Microsoft quote on their website that the complete BPOS solution is $15 a user per month. However there are some things you still need to consider.

  • Internet Bandwidth increase (in Australia, per MB download rates are relatively high) – as the service is in the Cloud, you are not paying just to receive emails from the internet, your bandwidth is used for internal emails as well. (Although this is still very quick)
  • Level 1 Helpdesk – Microsoft only supply level 2 & 3, web/phone support, so you still nee somebody to do the level 1 monkey work. “Did you turn it off and on again, yet?”, “The power button is the big one in the middle.”
  • Migration Costs – Microsoft offer some free tools to do the migration, so if you are on a supported platform these may be low. If your not, or if you need to get a partner to help, these costs should be added to a per user calculation. (If you can try and spread these costs out over a larger period say 36 months)
  • Archiving – If your in a regulated sector, you may be required to have legal archiving. (Microsoft Offer this at an extra cost)
  • Excess Storage – for when a user goes over their mailbox limit, although this is relatively easy to bill back to the abuses users Business Unit (if your company allows that)

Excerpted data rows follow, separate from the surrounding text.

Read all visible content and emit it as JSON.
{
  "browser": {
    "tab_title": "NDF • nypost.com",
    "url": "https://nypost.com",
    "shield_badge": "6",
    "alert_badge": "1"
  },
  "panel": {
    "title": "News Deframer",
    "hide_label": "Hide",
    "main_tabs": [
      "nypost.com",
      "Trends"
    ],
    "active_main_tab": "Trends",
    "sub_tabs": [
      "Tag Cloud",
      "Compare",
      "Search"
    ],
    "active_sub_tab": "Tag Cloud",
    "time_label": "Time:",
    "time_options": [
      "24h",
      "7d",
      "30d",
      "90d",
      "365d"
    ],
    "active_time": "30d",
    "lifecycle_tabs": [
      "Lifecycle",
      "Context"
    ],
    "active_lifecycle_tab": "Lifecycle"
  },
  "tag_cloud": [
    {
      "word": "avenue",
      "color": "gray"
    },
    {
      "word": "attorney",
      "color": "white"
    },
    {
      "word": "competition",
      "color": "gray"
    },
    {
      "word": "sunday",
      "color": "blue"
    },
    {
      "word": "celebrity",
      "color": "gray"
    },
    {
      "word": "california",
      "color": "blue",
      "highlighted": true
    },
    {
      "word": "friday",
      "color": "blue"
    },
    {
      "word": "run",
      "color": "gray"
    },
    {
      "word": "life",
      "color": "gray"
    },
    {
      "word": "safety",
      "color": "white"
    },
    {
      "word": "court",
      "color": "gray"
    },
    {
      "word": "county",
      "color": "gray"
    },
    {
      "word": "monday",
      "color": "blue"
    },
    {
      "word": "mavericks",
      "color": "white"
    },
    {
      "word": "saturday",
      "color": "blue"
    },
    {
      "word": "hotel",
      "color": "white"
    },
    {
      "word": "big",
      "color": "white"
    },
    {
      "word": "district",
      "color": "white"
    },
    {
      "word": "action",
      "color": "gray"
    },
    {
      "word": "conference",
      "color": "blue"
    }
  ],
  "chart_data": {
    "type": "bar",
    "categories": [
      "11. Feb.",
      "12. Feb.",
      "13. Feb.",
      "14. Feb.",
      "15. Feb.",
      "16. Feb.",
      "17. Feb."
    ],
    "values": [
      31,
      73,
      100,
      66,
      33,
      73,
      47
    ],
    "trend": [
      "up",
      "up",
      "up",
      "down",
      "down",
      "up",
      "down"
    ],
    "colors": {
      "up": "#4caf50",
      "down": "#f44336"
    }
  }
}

In my calculations these costs added approx another $5 per user.

To understand the finical benefit of BPOS, try and get a baseline of your current email environment determine the monthly cost for the following items (these should be similar for most companies.)

  • Software
    • OS Software
    • Email Software
    • Gateway Protection (Anti Virus/Spam)
  • Server Hardware - try to work out a monthly cost over the life time of the hardware – either leased or deprecated
  • Storage Hardware – (include the continued risk as email capacities increase)
  • Backup – Hardware / Media / Software / Monkeys.. Operators

(The next items are monthly staff costs if you are not outsourced IT shop)

  • Monthly Mailbox Management cost (per user?)
  • Monthly Server Management cost (per server?)
  • Monthly Storage Management cost (per TB?)
  • Monthly Service Desk cost (people who answer the phone :) )

Add all these costs up and divide by the number of users on the system to get a baseline per user $ figure.

I’m not sure what an industry standard is for a Per Mailbox Per Month fee (if somebody know, please fill me in), but most calculations I’ve done, its been less than $30.

The REAL benefit of BPOS (especially the way the economy is these days) is the ability to scale up or down but keep the same per mailbox per month fee. Consider the following for an in house solution, (where they budget per user).

  • A company has 1000 employees and it’s fixed costs (servers, storage, gateway, etc) are $15000 per month – which works out the per user cost is $15.
  • If the company grows to 1200 users, the per user cost goes from $15 to $12.50pm. (should your system be able to scale)
  • If the company downsizes to just 800 people, the per user cost will increase to $18.75pm

BPOS on the other hand, stays the same no matter the number of users on the system. (its Microsoft’s problem, not yours).

I hope this helps in determining if BPOS is of benefit to you.